Suzanne Bharati Hendery. Chief Marketing and Customer Officer at Renown Health (Reno. Nev.). Our social media team reviews every comment before posting. We do not publish any comments that are considered libelous, slanderous or provide protected health information. If there is a concerning comment, we hold it back for review and a vote by a patient posting review committee. If the committee finds the comment is helpful to the provider to improve their practice, or a potential patient, it is published. Very, very few (0.02 percent) of the comments have not been published. Even if they are not published, these patient comments are shared with the provider and their leadership for continuous improvement.
Kim Accorsi. Director of Digital Services at Dartmouth-Hitchcock (Lebanon, N.H.). Transparency comes at the cost of potentially having less than five-star reviews. The thing we often forget is consumers are savvy and conditioned nowadays and know how to look for trends in reviews, and a few isolated negative reviews doesn’t necessarily mean they will choose not to see a provider or visit a healthcare location.
When you are self-hosting a review, you have the option to allow a provider to review and offer their side of the story. You might choose to offer clarifying comments on your website in response to something that is misleading. We’ve enabled this ability at Dartmouth-Hitchcock — we can comment as the organization to an individual comment if clarity is needed.
With major search engines like Google currently integrating business website ratings into their knowledge card, you have an indirect way to balance the scales if a few negative comments are posted elsewhere.

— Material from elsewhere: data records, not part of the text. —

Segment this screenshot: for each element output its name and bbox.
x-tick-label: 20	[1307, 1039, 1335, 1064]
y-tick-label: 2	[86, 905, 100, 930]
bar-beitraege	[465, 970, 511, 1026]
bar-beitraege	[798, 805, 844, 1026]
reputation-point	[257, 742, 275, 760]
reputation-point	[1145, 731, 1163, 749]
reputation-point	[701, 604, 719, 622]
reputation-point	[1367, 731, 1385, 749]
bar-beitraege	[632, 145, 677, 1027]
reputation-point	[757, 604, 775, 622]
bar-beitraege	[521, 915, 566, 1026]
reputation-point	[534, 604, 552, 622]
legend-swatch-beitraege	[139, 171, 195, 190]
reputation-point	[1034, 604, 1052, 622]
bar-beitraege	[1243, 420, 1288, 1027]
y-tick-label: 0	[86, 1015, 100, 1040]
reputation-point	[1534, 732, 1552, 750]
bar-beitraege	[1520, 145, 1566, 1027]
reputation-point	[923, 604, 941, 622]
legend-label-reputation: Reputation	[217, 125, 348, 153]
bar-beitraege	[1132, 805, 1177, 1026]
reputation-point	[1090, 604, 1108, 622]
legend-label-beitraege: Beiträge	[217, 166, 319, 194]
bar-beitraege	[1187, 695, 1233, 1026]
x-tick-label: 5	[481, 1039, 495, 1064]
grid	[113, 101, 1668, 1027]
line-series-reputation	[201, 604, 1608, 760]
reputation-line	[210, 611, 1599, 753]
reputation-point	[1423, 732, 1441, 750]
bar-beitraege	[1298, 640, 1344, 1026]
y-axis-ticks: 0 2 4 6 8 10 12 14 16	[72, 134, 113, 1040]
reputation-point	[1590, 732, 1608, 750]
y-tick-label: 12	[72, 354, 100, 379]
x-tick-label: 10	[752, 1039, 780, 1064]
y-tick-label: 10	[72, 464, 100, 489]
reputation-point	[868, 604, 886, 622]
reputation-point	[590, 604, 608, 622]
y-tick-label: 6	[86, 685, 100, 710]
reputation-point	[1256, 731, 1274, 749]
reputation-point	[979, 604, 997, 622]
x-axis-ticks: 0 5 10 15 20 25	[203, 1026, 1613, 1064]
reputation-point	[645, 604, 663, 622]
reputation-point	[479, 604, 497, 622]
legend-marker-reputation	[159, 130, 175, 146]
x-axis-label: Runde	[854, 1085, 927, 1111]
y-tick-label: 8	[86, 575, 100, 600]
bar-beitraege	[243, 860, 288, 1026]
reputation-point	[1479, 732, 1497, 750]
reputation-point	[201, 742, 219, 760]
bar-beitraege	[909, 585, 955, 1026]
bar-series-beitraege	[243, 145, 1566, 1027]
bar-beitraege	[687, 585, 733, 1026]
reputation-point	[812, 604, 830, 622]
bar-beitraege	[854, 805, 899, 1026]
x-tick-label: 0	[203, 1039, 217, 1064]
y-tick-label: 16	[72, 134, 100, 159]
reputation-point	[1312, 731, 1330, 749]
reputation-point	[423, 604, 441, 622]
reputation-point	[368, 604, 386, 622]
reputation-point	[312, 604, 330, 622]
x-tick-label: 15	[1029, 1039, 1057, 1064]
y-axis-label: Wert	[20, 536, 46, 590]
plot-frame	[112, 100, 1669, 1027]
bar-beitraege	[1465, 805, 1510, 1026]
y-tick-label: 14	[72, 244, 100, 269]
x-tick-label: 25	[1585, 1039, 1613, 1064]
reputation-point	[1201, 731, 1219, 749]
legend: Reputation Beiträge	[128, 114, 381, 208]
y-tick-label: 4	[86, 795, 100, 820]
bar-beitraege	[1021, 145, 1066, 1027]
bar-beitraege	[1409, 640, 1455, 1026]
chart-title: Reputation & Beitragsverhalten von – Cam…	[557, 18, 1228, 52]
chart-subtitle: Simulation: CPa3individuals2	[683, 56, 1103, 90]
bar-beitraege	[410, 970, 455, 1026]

Vincent Serio. Director of Digital and Emerging Media at UCHealth (Aurora, Colo.). This is tricky because you want a fair process, but one that also allows for identifying reviews that are abusive, reveal protected health information, etc. As a safety precaution, we use an algorithm to flag suspicious reviews that are sent to a committee for review before they are posted.
Sarah Sanders. Senior Vice President and Chief Marketing Officer at Nemours Children’s Health System (Jacksonville, Fla.). One perspective in this area is to honestly say that providers are sometime hesitant to share reviews for this very reason. There are two sides to every story, and even when seeking to have the best outcomes for every patient, sometimes our perspectives do not align. But when you are sharing reviews, it is a leap of faith and trust that good outweighs the negative.
At Nemours, delivering on an stellar patient experience is critical to our mission. But family-centered care is complex. We know that despite our best efforts, a negative review is inevitable from time to time. When we identify a negative review, we immediately reach out to the person who posted it. If the circumstances are care-related, we offer to put them in touch with our patient experience team to understand their feedback. We then work with our patient experience and clinical operations teams to implement service recovery. Often, it does not escalate to this level. Our initial response — because we understand it’s personal — makes an impact.